- 64% of tech leaders who responded to the latest CNBC Technology Executive Council survey say it's getting harder or significantly harder to find skilled workers for their open job positions.
- But over half say the tumult in the labor market is presenting them with opportunities to bring in top talent.
Recent headlines are filled with news of tech sector layoffs, hiring freezes and job offers being pulled in the midst of economic uncertainty.
But according to members of the CNBC Technology Executive Council, hiring won't slow down and it's not getting easier to find the talent these companies need.
Approximately 32% of tech leaders who responded to a recent survey said that it's gotten "harder" to find qualified people for their open positions; an equal percentage reported that it's gotten "significantly harder" to find the talent they need. The latest biannual survey of TEC members was conducted between June 3 and June 22.
Over the past few months, an increasing number of companies have been painting a far different picture of what the labor market looks like. Companies including Uber, Meta, and Microsoft have announced that they're slowing down hiring as inflation rages and talk of a recession intensifies.
Meanwhile, Redfin, Netflix and Klarna are among the companies that have announced layoffs. And in a complete reversal of the white-hot labor market of the past year, Twitter, Redfin, and Coinbase are rescinding job offers they've made, citing the turmoil in the economy.
That's a dangerous strategy to employ, says Brian Kropp, vice president of human resources research at advisory firm Gartner.
"It looks bad and it is bad to rescind job offers," he said. "So many of these companies have spent an enormous amount of energy to talk about their values and how they're building a more human organization with additional support for things like mental health. To then turn around and rescind job offers for essentially little financial return is very short-sighted," Kropp added.
"Not only does it affect the people who now don't have a job they were offered, it also affects all your other employees who are thinking 'If the company does this to someone they went through the trouble of interviewing and hiring, what does that mean for me?'" he said.
This tumult in the labor picture presents a unique opportunity, respondents to the survey said. While nearly one-third believe they will likely need to make adjustments to their own headcount in the coming year, 55% said the churn in the labor market gives them the chance to bring in top-level talent that they otherwise might not have attracted.
That's certainly been the case for Thanh Nguyen, founder and CEO of compensation benchmarking startup OpenComp.
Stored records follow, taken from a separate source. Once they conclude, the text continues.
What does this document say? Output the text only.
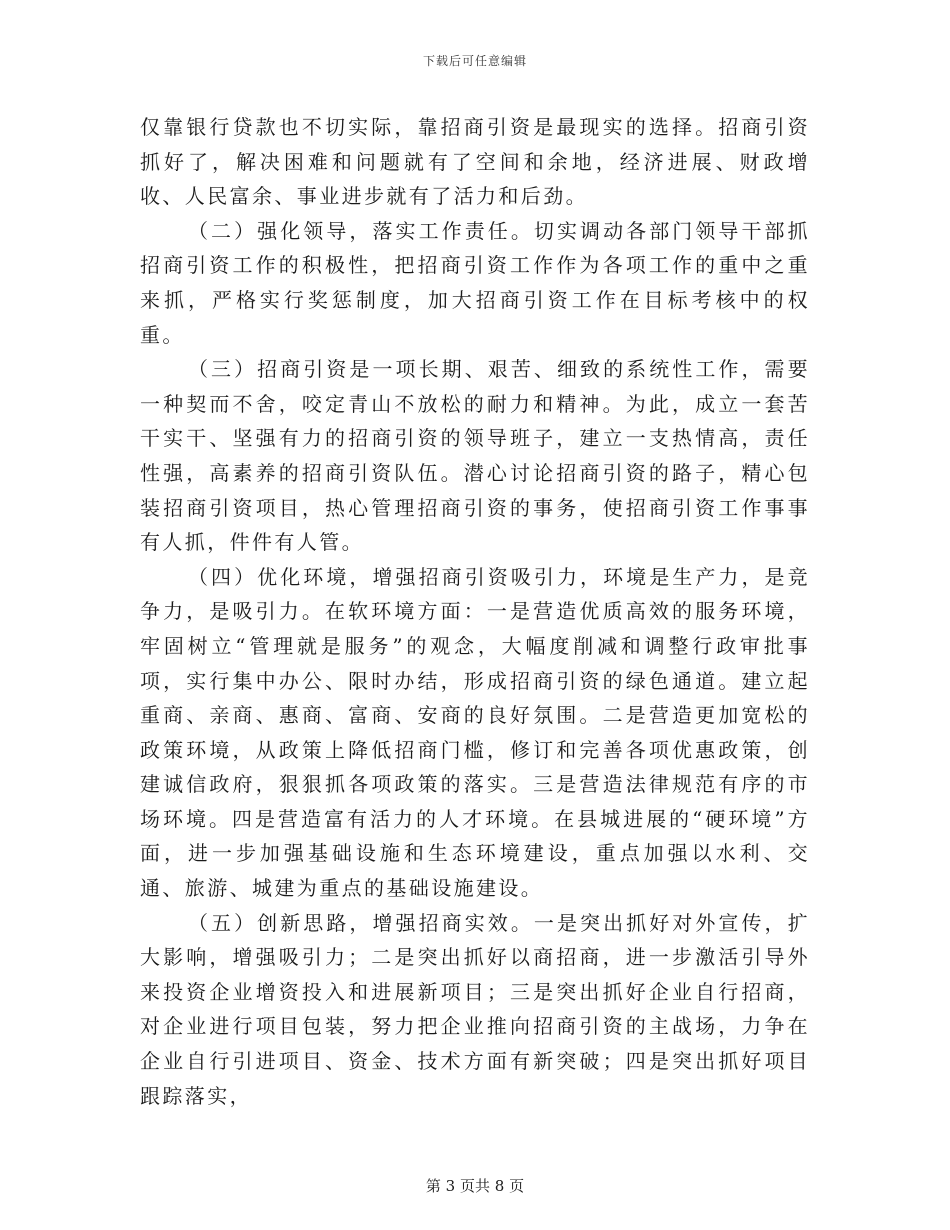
下载后可任意编辑

仅靠银行贷款也不切实际，靠招商引资是最现实的选择。招商引资抓好了，解决困难和问题就有了空间和余地，经济进展、财政增收、人民富余、事业进步就有了活力和后劲。

（二）强化领导，落实工作责任。切实调动各部门领导干部抓招商引资工作的积极性，把招商引资工作作为各项工作的重中之重来抓，严格实行奖惩制度，加大招商引资工作在目标考核中的权重。

（三）招商引资是一项长期、艰苦、细致的系统性工作，需要一种契而不舍，咬定青山不放松的耐力和精神。为此，成立一套苦干实干、坚强有力的招商引资的领导班子，建立一支热情高，责任性强，高素养的招商引资队伍。潜心讨论招商引资的路子，精心包装招商引资项目，热心管理招商引资的事务，使招商引资工作事事有人抓，件件有人管。

（四）优化环境，增强招商引资吸引力，环境是生产力，是竞争力，是吸引力。在软环境方面：一是营造优质高效的服务环境，牢固树立“管理就是服务”的观念，大幅度削减和调整行政审批事项，实行集中办公、限时办结，形成招商引资的绿色通道。建立起重商、亲商、惠商、富商、安商的良好氛围。二是营造更加宽松的政策环境，从政策上降低招商门槛，修订和完善各项优惠政策，创建诚信政府，狠狠抓各项政策的落实。三是营造法律规范有序的市场环境。四是营造富有活力的人才环境。在县城进展的“硬环境”方面，进一步加强基础设施和生态环境建设，重点加强以水利、交通、旅游、城建为重点的基础设施建设。

（五）创新思路，增强招商实效。一是突出抓好对外宣传，扩大影响，增强吸引力；二是突出抓好以商招商，进一步激活引导外来投资企业增资投入和进展新项目；三是突出抓好企业自行招商，对企业进行项目包装，努力把企业推向招商引资的主战场，力争在企业自行引进项目、资金、技术方面有新突破；四是突出抓好项目跟踪落实，

第 3 页共 8 页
He said his company's talent pipeline "has never been better" and that he's seeing significantly more candidates than what he was competing for before news of layoffs began happening. "I think some of those candidates we would not have seen or have even had a chance to interview, but now we can," he said.
The need to pay higher wages to get skilled talent was reported by 86% of TEC members. Tech recruiters tell CNBC that despite the headlines, the job market in tech is still hot, with workers in the driver's seat.
It's likely that the mix of that compensation will begin to change. A blend of equity and cash has long been the practice for pay packages in tech, according to Nguyen.
"But what we're starting to see is earlier stage companies being less aggressive on cash and more aggressive on equity for job offers because their cash burn is so paramount now," he said.
Compensation may shift more in the coming year, says Nguyen, as a potential recession would reset labor costs as more people stay in positions longer. "As people moved around, it up-leveled compensation by 10% to 15% across the board," he said. "In a recession, labor costs will start to stabilize."
Correction: 64% of tech senior executives say it's getting harder or significantly harder to find skilled workers for their open job positions. An earlier version of this article misstated that figure.